US ambassador to China’s emails breached in massive hack

21 Jul 2023

Image: © klenger/Stock.adobe.com

The ambassador’s email account was part of a wider hacking campaign, which reportedly compromised hundreds of thousands of government emails.

The US ambassador to China was one of the victims of the recent wave of suspected China-based hacking that impacted multiple government agencies, according to reports.

The Wall Street Journal first reported that hackers managed to infiltrate the emails of US ambassador Nicholas Burns, citing people familiar with the matter. The breach appears to be linked with the wave of attacks that Microsoft attributed to China earlier this month.

The tech company claimed this hacking operation managed to access the emails of 25 organisations on 15 May with “forged authentication tokens”. Microsoft also said it only started investigating on 16 June after receiving “customer reported information”.
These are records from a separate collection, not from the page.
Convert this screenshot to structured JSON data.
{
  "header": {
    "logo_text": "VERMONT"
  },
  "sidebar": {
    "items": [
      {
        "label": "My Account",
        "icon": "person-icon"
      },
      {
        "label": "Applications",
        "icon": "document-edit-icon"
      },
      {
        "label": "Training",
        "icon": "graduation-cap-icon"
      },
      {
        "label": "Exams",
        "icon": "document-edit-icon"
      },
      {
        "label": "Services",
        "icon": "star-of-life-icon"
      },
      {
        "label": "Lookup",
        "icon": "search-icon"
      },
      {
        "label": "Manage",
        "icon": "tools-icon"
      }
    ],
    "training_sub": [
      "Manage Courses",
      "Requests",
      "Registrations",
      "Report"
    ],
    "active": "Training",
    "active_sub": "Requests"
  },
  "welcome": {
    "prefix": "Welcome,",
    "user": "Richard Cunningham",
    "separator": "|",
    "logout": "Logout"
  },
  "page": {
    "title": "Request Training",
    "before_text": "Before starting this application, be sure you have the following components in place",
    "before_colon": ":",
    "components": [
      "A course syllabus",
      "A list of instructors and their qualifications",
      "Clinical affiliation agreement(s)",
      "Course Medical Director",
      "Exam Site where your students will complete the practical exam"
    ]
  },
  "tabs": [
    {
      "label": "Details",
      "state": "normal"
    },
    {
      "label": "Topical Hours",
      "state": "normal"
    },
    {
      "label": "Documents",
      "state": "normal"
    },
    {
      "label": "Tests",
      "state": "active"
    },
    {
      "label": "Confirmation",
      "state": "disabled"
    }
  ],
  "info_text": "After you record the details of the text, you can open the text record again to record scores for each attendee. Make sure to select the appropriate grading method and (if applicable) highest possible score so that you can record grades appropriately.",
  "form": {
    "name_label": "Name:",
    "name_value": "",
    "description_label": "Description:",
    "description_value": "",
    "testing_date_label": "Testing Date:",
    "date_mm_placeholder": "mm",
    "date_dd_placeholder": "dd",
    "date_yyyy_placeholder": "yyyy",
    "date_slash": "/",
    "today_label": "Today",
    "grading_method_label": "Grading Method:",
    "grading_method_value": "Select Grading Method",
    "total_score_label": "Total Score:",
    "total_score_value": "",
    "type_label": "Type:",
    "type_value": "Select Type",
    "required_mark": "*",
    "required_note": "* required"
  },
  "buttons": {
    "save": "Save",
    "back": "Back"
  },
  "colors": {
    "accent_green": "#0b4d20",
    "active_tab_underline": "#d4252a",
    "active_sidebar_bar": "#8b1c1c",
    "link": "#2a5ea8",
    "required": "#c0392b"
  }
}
Since that revelation, there have been reports of multiple high profile figures in the US government being involved, with the Wall Street Journal reporting that hundreds of thousands of US government emails may be compromised.

Three US officials also confirmed the ambassador email breach to CNN and claimed the emails of Daniel Kritenbrink – US assistant secretary of state for East Asian and Pacific affairs – were also breached. Two unnamed sources also confirmed both of these breaches to Politico.
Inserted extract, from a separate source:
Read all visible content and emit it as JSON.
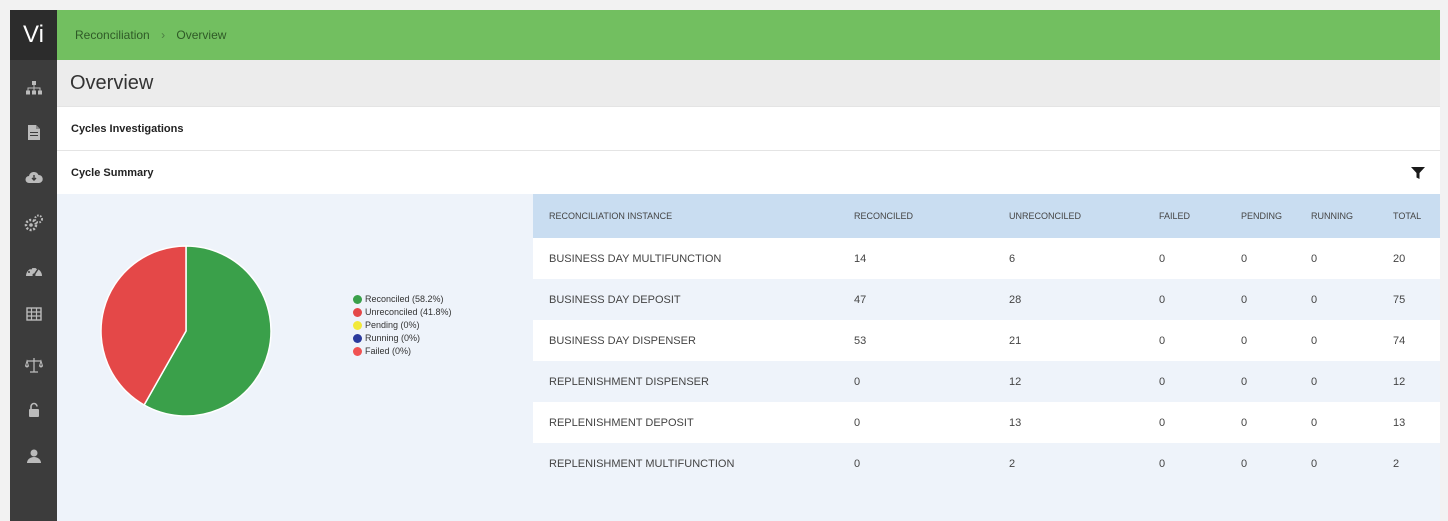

The US government has not attributed the hacking campaign to China. Meanwhile, Liu Pengyu, the spokesperson for China’s Washington embassy, told Reuters that the country firmly opposes and combats cyberattacks and cybertheft “in all forms”.

“We hope that relevant sides will adopt a professional and responsible attitude … rather than make groundless speculations and allegations,” Pengyu said.
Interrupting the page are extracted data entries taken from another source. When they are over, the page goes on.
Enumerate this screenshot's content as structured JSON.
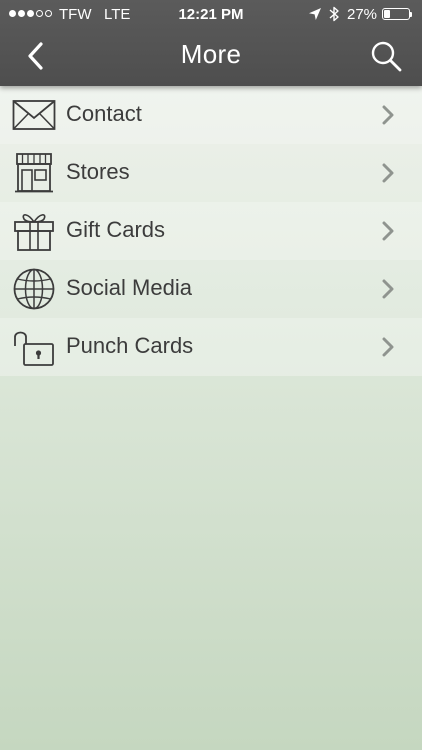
{
  "status_bar": {
    "signal_dots": [
      true,
      true,
      true,
      false,
      false
    ],
    "carrier": "TFW",
    "network": "LTE",
    "time": "12:21 PM",
    "battery_percent_label": "27%",
    "battery_level": 0.27
  },
  "nav": {
    "title": "More",
    "back_icon": "chevron-left-icon",
    "search_icon": "search-icon"
  },
  "menu": {
    "items": [
      {
        "label": "Contact",
        "icon": "envelope-icon"
      },
      {
        "label": "Stores",
        "icon": "storefront-icon"
      },
      {
        "label": "Gift Cards",
        "icon": "gift-icon"
      },
      {
        "label": "Social Media",
        "icon": "globe-icon"
      },
      {
        "label": "Punch Cards",
        "icon": "unlocked-padlock-icon"
      }
    ]
  },
  "colors": {
    "nav_bar": "#555555",
    "icon_stroke": "#3c3c3c",
    "chevron": "#8f948f",
    "background_top": "#eef1ec",
    "background_bottom": "#c5d7c0"
  }
}
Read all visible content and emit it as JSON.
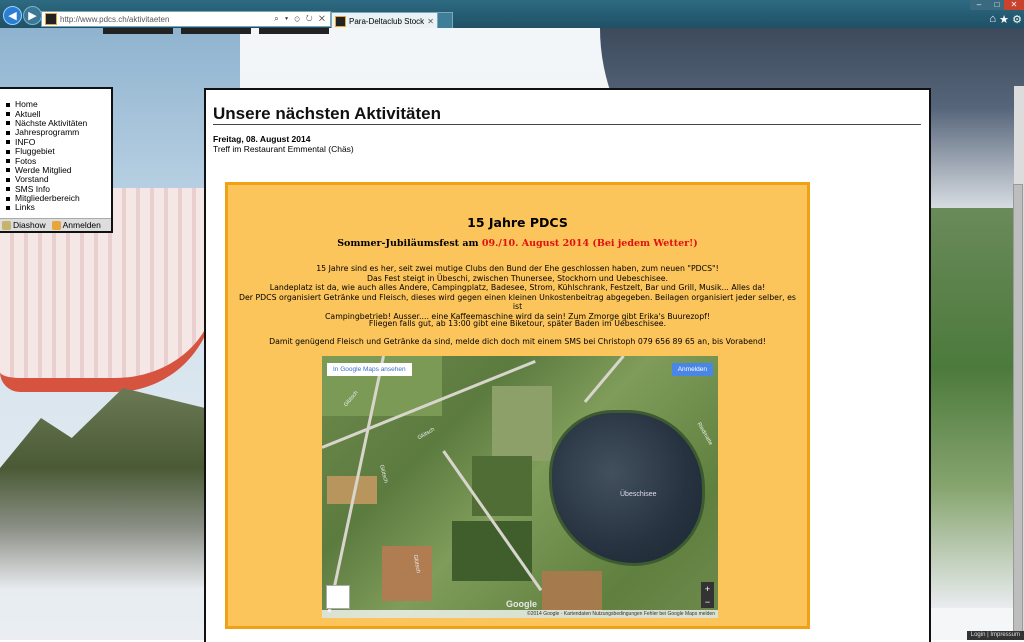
{
  "browser": {
    "url": "http://www.pdcs.ch/aktivitaeten",
    "tab_title": "Para-Deltaclub Stockhorn P...",
    "address_tools": "⌕ ▾ ⊙ ↻ ✕",
    "tab_close": "✕",
    "window_controls": {
      "min": "–",
      "max": "□",
      "close": "✕"
    },
    "right_icons": [
      "home-icon",
      "favorites-star-icon",
      "settings-gear-icon"
    ]
  },
  "sidebar": {
    "items": [
      {
        "label": "Home"
      },
      {
        "label": "Aktuell"
      },
      {
        "label": "Nächste Aktivitäten"
      },
      {
        "label": "Jahresprogramm"
      },
      {
        "label": "INFO"
      },
      {
        "label": "Fluggebiet"
      },
      {
        "label": "Fotos"
      },
      {
        "label": "Werde Mitglied"
      },
      {
        "label": "Vorstand"
      },
      {
        "label": "SMS Info"
      },
      {
        "label": "Mitgliederbereich"
      },
      {
        "label": "Links"
      }
    ],
    "footer": {
      "slideshow": "Diashow",
      "login": "Anmelden"
    }
  },
  "main": {
    "title": "Unsere nächsten Aktivitäten",
    "event_date": "Freitag, 08. August 2014",
    "event_desc": "Treff im Restaurant Emmental (Chäs)"
  },
  "announcement": {
    "title": "15 Jahre PDCS",
    "subtitle_prefix": "Sommer-Jubiläumsfest am ",
    "subtitle_highlight": "09./10. August 2014 (Bei jedem Wetter!)",
    "body_lines": [
      "15 Jahre sind es her, seit zwei mutige Clubs den Bund der Ehe geschlossen haben, zum neuen \"PDCS\"!",
      "Das Fest steigt in Übeschi, zwischen Thunersee, Stockhorn und Uebeschisee.",
      "Landeplatz ist da, wie auch alles Andere, Campingplatz, Badesee, Strom, Kühlschrank, Festzelt, Bar und Grill, Musik... Alles da!",
      "Der PDCS organisiert Getränke und Fleisch, dieses wird gegen einen kleinen Unkostenbeitrag abgegeben. Beilagen organisiert jeder selber, es ist",
      "Campingbetrieb! Ausser.... eine Kaffeemaschine wird da sein! Zum Zmorge gibt Erika's Buurezopf!"
    ],
    "fly_line": "Fliegen falls gut, ab 13:00 gibt eine Biketour, später Baden im Uebeschisee.",
    "sms_line": "Damit genügend Fleisch und Getränke da sind, melde dich doch mit einem SMS bei Christoph 079 656 89 65 an, bis Vorabend!"
  },
  "map": {
    "open_link": "In Google Maps ansehen",
    "signin": "Anmelden",
    "lake_label": "Übeschisee",
    "google_logo": "Google",
    "attribution": "©2014 Google · Kartendaten   Nutzungsbedingungen   Fehler bei Google Maps melden",
    "zoom_in": "+",
    "zoom_out": "−",
    "road_labels": [
      "Glütsch",
      "Glütsch",
      "Glütsch",
      "Glütsch",
      "Riedmatte"
    ]
  },
  "footer": {
    "links": "Login | Impressum"
  },
  "colors": {
    "announcement_bg": "#fcc55c",
    "announcement_border": "#f0a217",
    "highlight_red": "#e01010"
  }
}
Microsoft has faced criticism this week, as the threat actor gained access to emails by impersonating Microsoft Azure AD users. Since then, the tech giant has announced plans to expand cloud logging access to give customers better “security visibility”.

Microsoft said it will makes wider cloud security logs available to customers “at no additional cost”. The company said this decision came about due to its close partnership with the US Cybersecurity and Infrastructure Security Agency, which has “called for the industry to take action in order to better protect itself from potential cyberattacks”.

In March, Microsoft issued a patch for a critical Outlook vulnerability, which was used by Russian hackers to launch cyberattacks on multiple European organisations.